Christmas travel is happening this year. I’ll be visiting a daughter who is working on the east coast. She doesn’t have enough time off to make the trip home and I really miss her, so I’ll be leaving home for the holidays. I have to trust that Christmas will be okay without me, which is difficult for the self-appointed Fairy Godmother of Christmas Celebration.
In my first marriage–my starter marriage–we always traveled for Christmas. Often we went by car, barreling through the northern passes on our way back to Montana, where he would drop me with my family in Missoula and carry on to his own family and their opulent gifting in Bozeman. Once we moved back to Montana, I’d drive my own way over the passes on my way to Portland. In a tiny Datsun. With barely an ounce of fear, really, because that was how I did it in those days. I believe that in the six years I spent with this man, we spent one Christmas together. It was the only year we had a tree.

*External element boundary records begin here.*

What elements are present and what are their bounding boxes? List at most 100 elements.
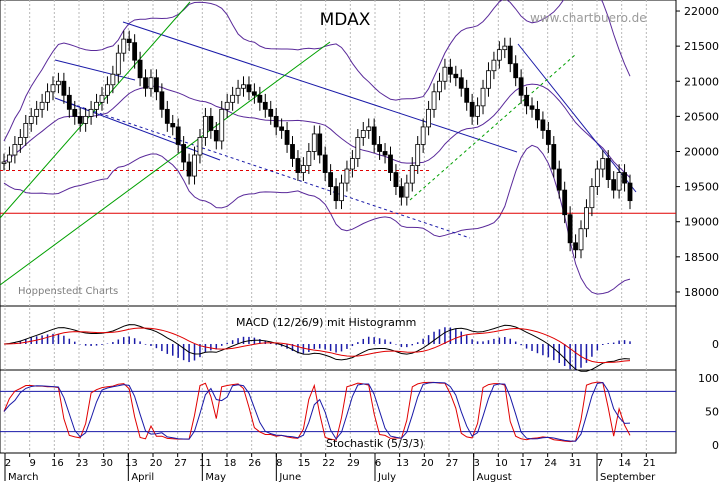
candle-body — [556, 168, 562, 191]
candle-body — [496, 49, 502, 61]
candle-body — [251, 91, 257, 96]
candle-body — [126, 38, 132, 44]
candle-body — [262, 101, 268, 110]
y-tick-label: 19500 — [684, 181, 719, 194]
downtrend-dashed — [59, 99, 471, 239]
x-tick-label: 23 — [76, 458, 89, 469]
august-downtrend — [517, 43, 637, 193]
candle-body — [12, 144, 18, 156]
candle-body — [284, 130, 290, 145]
candle-body — [45, 91, 50, 103]
candle-body — [415, 144, 421, 166]
candle-body — [99, 94, 105, 103]
stoch-y-label: 100 — [698, 372, 719, 385]
stoch-d-line — [3, 381, 631, 442]
candle-body — [28, 115, 34, 124]
candle-body — [322, 154, 328, 173]
macd-signal-line — [3, 327, 631, 364]
candle-body — [241, 84, 246, 89]
grid-layer — [0, 0, 677, 454]
candle-body — [616, 172, 622, 191]
candle-body — [447, 66, 453, 75]
x-tick-label: 13 — [396, 458, 409, 469]
month-label: June — [278, 472, 301, 483]
candle-body — [426, 108, 431, 128]
stoch-y-label: 0 — [712, 439, 719, 452]
candle-body — [600, 158, 606, 170]
candle-body — [578, 228, 584, 251]
candle-body — [404, 182, 410, 198]
candle-body — [235, 87, 241, 96]
candle-body — [382, 151, 388, 156]
x-tick-label: 14 — [618, 458, 631, 469]
stoch-y-label: 50 — [705, 406, 719, 419]
candle-body — [208, 115, 214, 131]
candle-body — [17, 137, 23, 145]
candle-body — [132, 42, 138, 61]
candle-body — [502, 45, 508, 51]
candle-body — [540, 119, 546, 131]
candle-body — [480, 87, 486, 107]
x-tick-label: 29 — [347, 458, 360, 469]
candle-body — [513, 63, 519, 79]
month-label: May — [205, 472, 226, 483]
y-tick-label: 19000 — [684, 216, 719, 229]
bollinger-upper — [3, 0, 631, 142]
candle-body — [94, 101, 99, 110]
candle-body — [7, 154, 12, 163]
candle-body — [518, 77, 524, 96]
candle-body — [181, 144, 187, 163]
candle-body — [72, 108, 78, 117]
candle-body — [431, 91, 437, 110]
channel-upper — [54, 59, 136, 81]
candle-body — [317, 133, 323, 156]
candle-body — [420, 126, 426, 145]
candle-body — [594, 168, 600, 188]
y-tick-label: 20500 — [684, 110, 719, 123]
candle-body — [589, 186, 595, 209]
candle-body — [257, 94, 263, 103]
candle-body — [458, 77, 464, 89]
candle-body — [464, 87, 470, 103]
candle-body — [328, 172, 334, 188]
candle-body — [393, 172, 399, 188]
candle-body — [344, 168, 350, 184]
candle-body — [311, 133, 317, 152]
candle-body — [159, 91, 165, 110]
x-tick-label: 20 — [150, 458, 163, 469]
x-tick-label: 30 — [100, 458, 113, 469]
candle-body — [486, 70, 491, 89]
candle-body — [224, 101, 230, 110]
y-tick-label: 18000 — [684, 286, 719, 299]
month-label: April — [131, 472, 154, 483]
candle-body — [409, 165, 415, 184]
candle-body — [437, 80, 442, 93]
candle-body — [545, 130, 551, 145]
candle-body — [143, 77, 148, 89]
candle-body — [1, 161, 7, 164]
y-tick-label: 21000 — [684, 75, 719, 88]
candle-body — [355, 137, 361, 159]
candle-body — [154, 77, 159, 93]
candle-body — [507, 45, 513, 65]
x-tick-label: 7 — [597, 458, 603, 469]
channel-lower — [54, 97, 221, 161]
month-label: July — [377, 472, 396, 483]
candle-body — [562, 189, 568, 216]
candle-body — [56, 80, 61, 86]
candle-body — [491, 59, 497, 72]
candle-body — [246, 84, 252, 93]
candle-body — [524, 94, 529, 107]
green-dashed — [409, 54, 576, 201]
month-label: September — [600, 472, 656, 483]
candle-body — [627, 182, 633, 202]
y-tick-label: 20000 — [684, 145, 719, 158]
candle-body — [535, 108, 540, 121]
candle-body — [469, 101, 475, 117]
candle-body — [279, 126, 285, 131]
x-tick-label: 15 — [298, 458, 311, 469]
x-tick-label: 3 — [473, 458, 479, 469]
candle-body — [203, 115, 208, 138]
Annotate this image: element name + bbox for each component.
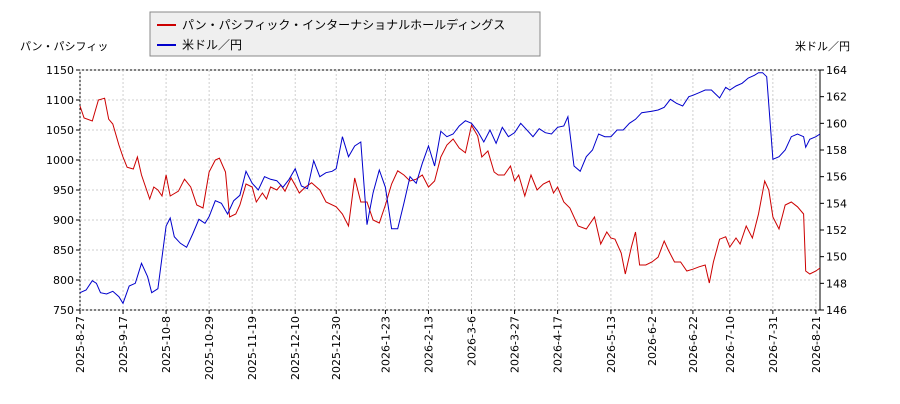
x-tick-label: 2025-10-29	[203, 316, 216, 380]
y-right-tick-label: 156	[826, 171, 847, 184]
y-right-tick-label: 158	[826, 144, 847, 157]
y-left-tick-label: 850	[53, 244, 74, 257]
y-right-tick-label: 150	[826, 251, 847, 264]
y-right-tick-label: 146	[826, 304, 847, 317]
x-tick-label: 2026-5-13	[605, 316, 618, 373]
y-right-tick-label: 154	[826, 197, 847, 210]
y-left-tick-label: 1050	[46, 124, 74, 137]
y-right-tick-label: 148	[826, 277, 847, 290]
x-tick-label: 2026-1-23	[379, 316, 392, 373]
legend-box	[149, 11, 541, 57]
x-tick-label: 2026-6-22	[687, 316, 700, 373]
y-right-tick-label: 164	[826, 64, 847, 77]
y-left-tick-label: 950	[53, 184, 74, 197]
legend: パン・パシフィック・インターナショナルホールディングス 米ドル／円	[149, 11, 541, 57]
legend-label-series-1: パン・パシフィック・インターナショナルホールディングス	[182, 17, 505, 32]
y-left-tick-label: 900	[53, 214, 74, 227]
x-tick-label: 2026-6-2	[646, 316, 659, 366]
x-tick-label: 2025-12-10	[289, 316, 302, 380]
x-tick-label: 2026-4-17	[552, 316, 565, 373]
y-left-tick-label: 1100	[46, 94, 74, 107]
y-right-tick-label: 152	[826, 224, 847, 237]
y-left-tick-label: 750	[53, 304, 74, 317]
x-tick-label: 2026-8-21	[810, 316, 823, 373]
x-tick-label: 2026-3-27	[509, 316, 522, 373]
series-layer	[79, 72, 821, 305]
x-tick-label: 2025-11-19	[246, 316, 259, 380]
x-tick-label: 2025-10-8	[160, 316, 173, 373]
x-tick-label: 2026-2-13	[422, 316, 435, 373]
x-tick-label: 2026-7-31	[767, 316, 780, 373]
y-left-tick-label: 1000	[46, 154, 74, 167]
grid-layer	[79, 69, 820, 311]
x-tick-label: 2026-3-6	[466, 316, 479, 366]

My second husband and I announced our intention to stay home and create our own Christmas traditions when our second daughter was born. My mother didn’t mind, as she hated Christmas (yes, such people exist). His mother was a mighty domestic potentate, and demanded appeasement. We calmed her by coming to her home for Thanksgiving and Easter each year. Again, my mother wasn’t upset. She didn’t so much dislike Thanksgiving and Easter, as she simply had no interest in hosting them. As long as I made plenty of non-holiday visits, my mom was fine with not seeing us.
My mother made some tentative Christmas visits to my house over the years. Mom approached the holidays with such a high level of wariness, and so much suppressed fury, it wasn’t always easy to have her there. She was tense and suspicious and ready to spring out the door at any moment. She could be persuaded to partake in a meal, but this had to be handled very gently. Just, you know, the idea, the aroma, the possibility. No pressure. And she’d have a plate, but then they’d need to go, down and back in one day, eight hours of driving for a short visit, but it was all she could handle.
As a child, my mother’s attitude about Christmas (which started in about 1970–before that, I remember her enjoying it) was a crushing disappointment. All I wanted, as a kiddo, was to enjoy the season without reservation. I didn’t care so much about presents–our home was not one for opulent gifting–but I was excited about the tree, driving around to look at lights, Christmas cards, Rudolph on the TV and carols on the radio. How baffled she felt as we raptly watched Mr. Magoo’s Christmas Carol, loving every moment, while she felt nothing. She didn’t get it. That made her angry. She called it “Holiday depression.” We called it “Christmas rage.”
My mother’s holiday tirades left me feeling tremendous guilt over how much I enjoyed all the trappings of the season. But as I got older, and created my own Christmas holidays, I no longer felt guilty. I felt smug. I was doing things right. And yes, I went overboard, compensating for what I wished I’d had as a child. It was manic, what I did to the house, how many gifts I wrapped, how intently I played the music, planned the menu. And then it happened–a string of sad, bad holidays. No details are needed, because these events aren’t even funny in retrospect.
I realized after a few rough years, that my excess of Christmas cheer was not contagious. It was, in fact, oppressive. No one else but me seemed interested in setting aside the difficulties of family life for the space of two days in order to have a “perfect” Christmas. I had turned into the sister in the green dress in “Home for the Holidays.” I felt sad and incredibly stupid.
I also started to feel sympathy for my mom. The trappings of the season infuriated her. I could imagine how awful it was as all around her, people blindly wrapped themselves up in mindless commercial cheer, staggering through malls like holiday zombies.
But once the pressure to provide a holiday was lifted from Mom’s shoulders, I think she came around. She could go to a friend’s house and have turkey, or stay home and watch Masterpiece Theater with Dad, or come to my house for a tense visit, or ignore it all entirely. No prescribed steps, no have-tos. I hope it got a little bit better for her.
I have toned it down, people. But my baseline Christmas cheer has been a tenuous saving grace this year. Like so many in America, I am deeply concerned about the four years ahead. So I have retreated into holiday mode; decorating my home, planning my seasonal celebratory activities, listening to CDs that are supposed to cheer me. The wrong song can plunge me right into maudlin. It’s been a conscious choice to concentrate on the holiday. My other alternative is to fill up on despair while reading about disastrous cabinet appointments and wondering if public education, civil rights and the Earth’s atmosphere will actually exist for any future grandchildren I might have.
So if I’m a little quiet, it’s because I’m girding myself for what’s ahead. I won’t be buying many gifts this year, because I have other plans for my money. I’ve doubled my United Way gift and dedicated all of it to Planned Parenthood. I’m going to make a monthly contribution to the ACLU. And by God, I’m going to start eating Kellogg cereals again. I wonder if any of it will make a difference, but I have to try.
For now, I will light the candles, trim the trees, inhale the scent of cinnamon, open my heart and close my eyes. They will be opened soon enough.
Happy holidays to all of you. Let’s hold each other in our hearts.